Jarre

Anonyme

Entre 618 et 907
Grès, Céramique tournée, Glaçure = Couverte
Vaisselle et ustensile de cuisine, Jarre
Don manuel : Laveaucoupet, Paul-François de

M.C. 9561

This jar, harmoniously proportioned despite its squatness, has a smooth, matt chocolate coloured glaze lightly speckled with fawn. It features foamy blueish dripping on the shoulder running down into thick droplets on the lower belly. This part of the jar as well as the flat base are unglazed, and the fawn-coloured clay bears the marks of the potter’s wheel.
Although less famous than Xing white porcelain and celadon Yue ware, the black stoneware of northern China is the foremost type of high-fired ceramics of the Tang period. In the 8th and 9th centuries, these wares produced according to traditional methods dating back to the 4th century often feature light-coloured splashes. This effect was produced by applying plant ash to the glaze, coloured with iron oxides. This produces liquid-liquid-phase separation in the glaze, which, homogenous at a high temperature, becomes heterogeneous on cooling. Minuscule glass crystals then form in a colloidal suspension in the material, scattering the light. Firing was not prolonged until the glaze matured, hence the presence of lighter-coloured speckling. These material effects echo the same, very free aesthetic of sancai glazed pottery.
These stonewares were mainly produced in Henan but also in Shanxi, in Shaanxi and as far as Zhejiang. In the Tang dynasty, Lushan county in Henan is cited in Nan Zhuo’s Jiegulu for its drum-shaped vessels with a mottled or speckled glaze. It is hard to ascertain which kiln the Cernuschi Museum jar came from. Its suffused-glaze blurry stripes are characteristic of the Huangdao site in Jia county, Henan. The small flaws visible in the clay (dark incrustations) and in the coating (specks of material, pin heads, slight gaps) are due to insufficient preparation of the materials, which was also characteristic of this kiln. These same signs are visible on a jar in the Nelson-Atkins Museum of Art in Kansas City. This piece also has a foot whose outer wall is sloped like the base of the jar in the Cernuschi Museum. However, the latter has a matt coating and not the brilliant translucent glaze typical of Huangdao stoneware.
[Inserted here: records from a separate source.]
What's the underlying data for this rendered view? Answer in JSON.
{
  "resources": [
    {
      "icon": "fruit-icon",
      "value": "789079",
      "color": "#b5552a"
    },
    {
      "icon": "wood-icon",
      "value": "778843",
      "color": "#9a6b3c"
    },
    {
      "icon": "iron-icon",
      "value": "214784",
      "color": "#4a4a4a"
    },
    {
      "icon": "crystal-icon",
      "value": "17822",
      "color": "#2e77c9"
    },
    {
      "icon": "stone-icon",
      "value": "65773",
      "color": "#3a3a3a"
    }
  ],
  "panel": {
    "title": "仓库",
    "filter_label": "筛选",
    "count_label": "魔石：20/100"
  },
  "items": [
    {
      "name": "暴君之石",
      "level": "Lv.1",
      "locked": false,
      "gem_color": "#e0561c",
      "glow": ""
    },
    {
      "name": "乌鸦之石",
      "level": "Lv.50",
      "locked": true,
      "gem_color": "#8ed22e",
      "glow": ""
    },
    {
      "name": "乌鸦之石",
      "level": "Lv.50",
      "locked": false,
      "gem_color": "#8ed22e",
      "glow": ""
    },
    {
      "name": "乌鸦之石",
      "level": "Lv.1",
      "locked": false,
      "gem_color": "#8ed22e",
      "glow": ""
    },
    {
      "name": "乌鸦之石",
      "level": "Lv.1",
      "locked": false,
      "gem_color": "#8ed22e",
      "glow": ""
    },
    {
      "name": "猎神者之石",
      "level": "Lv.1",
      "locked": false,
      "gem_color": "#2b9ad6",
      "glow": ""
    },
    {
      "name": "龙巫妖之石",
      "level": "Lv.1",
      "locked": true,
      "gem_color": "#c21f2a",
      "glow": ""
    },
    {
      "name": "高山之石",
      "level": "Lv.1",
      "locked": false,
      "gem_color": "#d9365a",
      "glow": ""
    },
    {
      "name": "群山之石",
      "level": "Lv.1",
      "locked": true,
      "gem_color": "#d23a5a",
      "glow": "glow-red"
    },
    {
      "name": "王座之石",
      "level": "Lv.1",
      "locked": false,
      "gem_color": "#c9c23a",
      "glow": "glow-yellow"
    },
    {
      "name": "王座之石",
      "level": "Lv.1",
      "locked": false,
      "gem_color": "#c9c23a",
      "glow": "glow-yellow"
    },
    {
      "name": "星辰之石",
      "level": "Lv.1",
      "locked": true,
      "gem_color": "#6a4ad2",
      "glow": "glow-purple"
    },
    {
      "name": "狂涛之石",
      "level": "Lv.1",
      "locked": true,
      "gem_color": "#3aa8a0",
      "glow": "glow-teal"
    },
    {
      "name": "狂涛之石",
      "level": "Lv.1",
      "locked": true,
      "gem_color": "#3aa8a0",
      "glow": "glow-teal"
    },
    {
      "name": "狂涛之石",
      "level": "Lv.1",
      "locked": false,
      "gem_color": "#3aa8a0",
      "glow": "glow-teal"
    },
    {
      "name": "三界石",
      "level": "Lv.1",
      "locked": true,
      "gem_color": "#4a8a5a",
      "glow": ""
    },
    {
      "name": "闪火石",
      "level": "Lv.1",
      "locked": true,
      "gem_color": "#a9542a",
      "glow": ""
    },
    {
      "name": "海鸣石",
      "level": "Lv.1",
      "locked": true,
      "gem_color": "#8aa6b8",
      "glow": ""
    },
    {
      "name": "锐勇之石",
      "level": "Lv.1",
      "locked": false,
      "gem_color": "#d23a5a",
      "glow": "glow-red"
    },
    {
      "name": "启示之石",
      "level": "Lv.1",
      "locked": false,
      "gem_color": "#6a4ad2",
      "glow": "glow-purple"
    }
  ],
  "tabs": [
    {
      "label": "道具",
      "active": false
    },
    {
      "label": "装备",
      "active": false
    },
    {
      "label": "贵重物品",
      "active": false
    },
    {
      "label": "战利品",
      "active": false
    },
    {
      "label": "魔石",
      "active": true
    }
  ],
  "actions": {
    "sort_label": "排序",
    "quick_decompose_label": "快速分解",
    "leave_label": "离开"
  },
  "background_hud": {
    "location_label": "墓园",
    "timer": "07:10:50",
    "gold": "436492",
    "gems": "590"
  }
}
Its dripping is also similar in appearance to that of a bo bowl in the Idemitsu Museum of Arts in Tokyo, identified by W. Watson as coming from the Duandian kiln site (Henan). It would seem premature for the time being to attribute it to a specific production centre in Henan.

Reference(s) : Gilles Béguin, Art de l’Asie au Musée Cernuschi, Paris Musées / Findakly, 2000, p.117-118.